The most comprehensive Act is still the UK’s landmark Modern Slavery Act (2015), which focuses on the prevention and prosecution of modern slavery, and on better protecting victims from the worst forms of exploitation. It notably includes an innovative provision on supply chain transparency that requires businesses with operations in the UK and an annual turnover of over £36 million to issue an annual statement on what they are doing to uncover and address problems of modern slavery in their supply chains and business operations. The inclusion in the UK’s Modern Slavery Act of a supply chains clause marked a significant step forward in promoting transparency and accountability in business, and received strong support from many in the corporate sector. And in practice it has created space for dialogue and debate between businesses, civil society, consumers and the government, and is driving real changes in corporate engagement, thinking and behavior.

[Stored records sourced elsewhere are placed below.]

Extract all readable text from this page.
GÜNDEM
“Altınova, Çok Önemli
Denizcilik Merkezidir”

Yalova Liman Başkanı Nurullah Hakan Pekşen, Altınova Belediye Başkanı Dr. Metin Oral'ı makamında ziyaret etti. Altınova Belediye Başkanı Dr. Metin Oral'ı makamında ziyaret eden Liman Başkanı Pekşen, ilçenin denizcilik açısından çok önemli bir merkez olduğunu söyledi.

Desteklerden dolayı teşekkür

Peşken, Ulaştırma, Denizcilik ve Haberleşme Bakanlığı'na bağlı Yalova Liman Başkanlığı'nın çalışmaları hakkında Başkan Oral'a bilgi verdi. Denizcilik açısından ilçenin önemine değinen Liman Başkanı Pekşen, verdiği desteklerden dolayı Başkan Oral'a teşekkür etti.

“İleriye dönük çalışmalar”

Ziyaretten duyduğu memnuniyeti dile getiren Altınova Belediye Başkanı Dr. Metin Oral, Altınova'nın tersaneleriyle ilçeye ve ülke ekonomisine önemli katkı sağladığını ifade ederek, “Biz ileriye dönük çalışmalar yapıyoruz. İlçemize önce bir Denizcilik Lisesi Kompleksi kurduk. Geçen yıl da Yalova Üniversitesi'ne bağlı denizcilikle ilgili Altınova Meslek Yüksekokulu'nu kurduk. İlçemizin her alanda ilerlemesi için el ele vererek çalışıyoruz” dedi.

The Freedom Fund fully supports efforts to explore the potential to adopt such legislation in Australia and elsewhere. To that end we have, as part of the Advisory Committee to the Modern Slavery Registry, submitted a statement to the Australian Parliamentary committee outlining the successes of the UK Act’s transparency provisions and suggesting ways in which Australian legislation could further refine, develop and build upon them. As more states look to introduce legislation on supply chain transparency, business leaders have emphasised that a coherent and consistent regime across jurisdictions will greatly aid in ensuring that reporting obligations do not become burdensome. We have also submitted a separate statement of support, emphasising that progressive businesses have welcomed such efforts to increase transparency, not least because it gives recognition to those companies who are actively seeking to eliminate slavery from their supply chains, and annual reporting means stakeholders can recognize those companies who are demonstrating consistent year-on-year improvements.

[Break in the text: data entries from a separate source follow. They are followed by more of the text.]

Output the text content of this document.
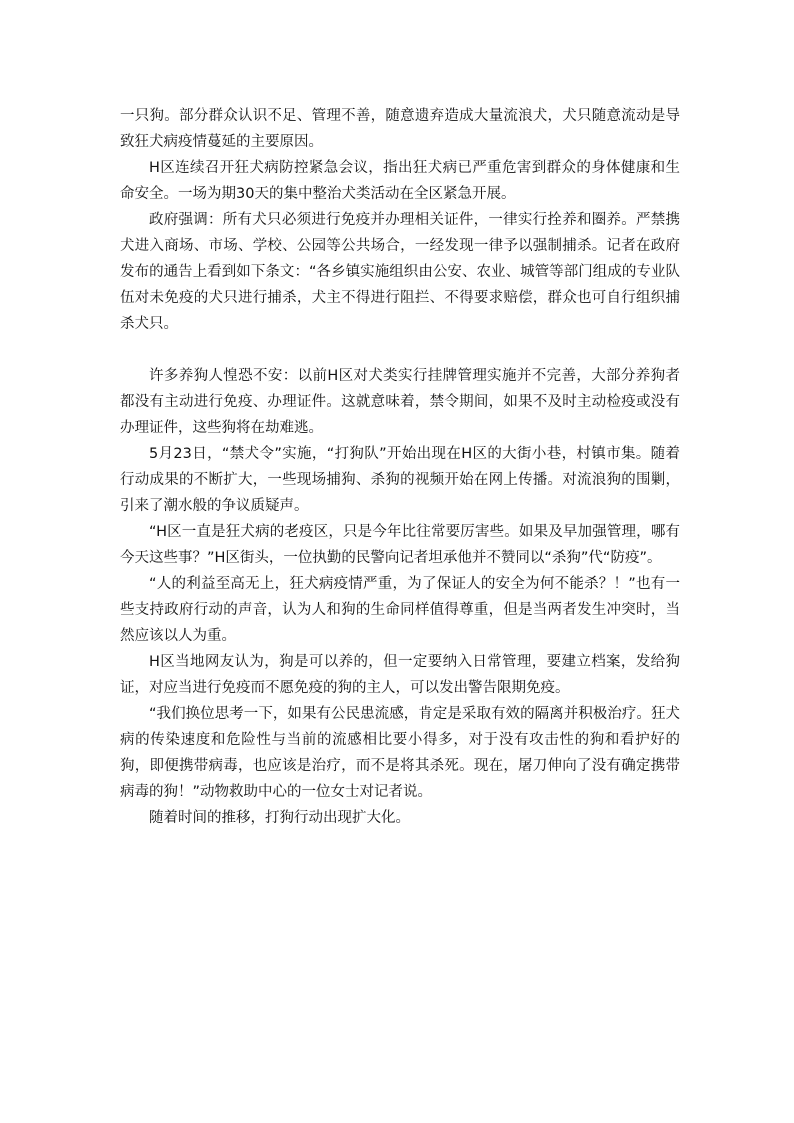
一只狗。部分群众认识不足、管理不善，随意遗弃造成大量流浪犬，犬只随意流动是导致狂犬病疫情蔓延的主要原因。

H区连续召开狂犬病防控紧急会议，指出狂犬病已严重危害到群众的身体健康和生命安全。一场为期30天的集中整治犬类活动在全区紧急开展。

政府强调：所有犬只必须进行免疫并办理相关证件，一律实行拴养和圈养。严禁携犬进入商场、市场、学校、公园等公共场合，一经发现一律予以强制捕杀。记者在政府发布的通告上看到如下条文：“各乡镇实施组织由公安、农业、城管等部门组成的专业队伍对未免疫的犬只进行捕杀，犬主不得进行阻拦、不得要求赔偿，群众也可自行组织捕杀犬只。

许多养狗人惶恐不安：以前H区对犬类实行挂牌管理实施并不完善，大部分养狗者都没有主动进行免疫、办理证件。这就意味着，禁令期间，如果不及时主动检疫或没有办理证件，这些狗将在劫难逃。

5月23日，“禁犬令”实施，“打狗队”开始出现在H区的大街小巷，村镇市集。随着行动成果的不断扩大，一些现场捕狗、杀狗的视频开始在网上传播。对流浪狗的围剿，引来了潮水般的争议质疑声。

“H区一直是狂犬病的老疫区，只是今年比往常要厉害些。如果及早加强管理，哪有今天这些事？”H区街头，一位执勤的民警向记者坦承他并不赞同以“杀狗”代“防疫”。

“人的利益至高无上，狂犬病疫情严重，为了保证人的安全为何不能杀？！”也有一些支持政府行动的声音，认为人和狗的生命同样值得尊重，但是当两者发生冲突时，当然应该以人为重。

H区当地网友认为，狗是可以养的，但一定要纳入日常管理，要建立档案，发给狗证，对应当进行免疫而不愿免疫的狗的主人，可以发出警告限期免疫。

“我们换位思考一下，如果有公民患流感，肯定是采取有效的隔离并积极治疗。狂犬病的传染速度和危险性与当前的流感相比要小得多，对于没有攻击性的狗和看护好的狗，即便携带病毒，也应该是治疗，而不是将其杀死。现在，屠刀伸向了没有确定携带病毒的狗！”动物救助中心的一位女士对记者说。

随着时间的推移，打狗行动出现扩大化。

Global momentum is building around legislative measures to combat modern slavery in corporate supply chains. Such initiatives should be welcomed, for eradicating modern slavery will require much greater transparency and accountability in supply chains across the globe. Stronger legal and regulatory frameworks help both governments and the private sector to understand their responsibilities, and where such legislation is properly implemented and enforced, it offers the possibility of real accountability and broad systemic change.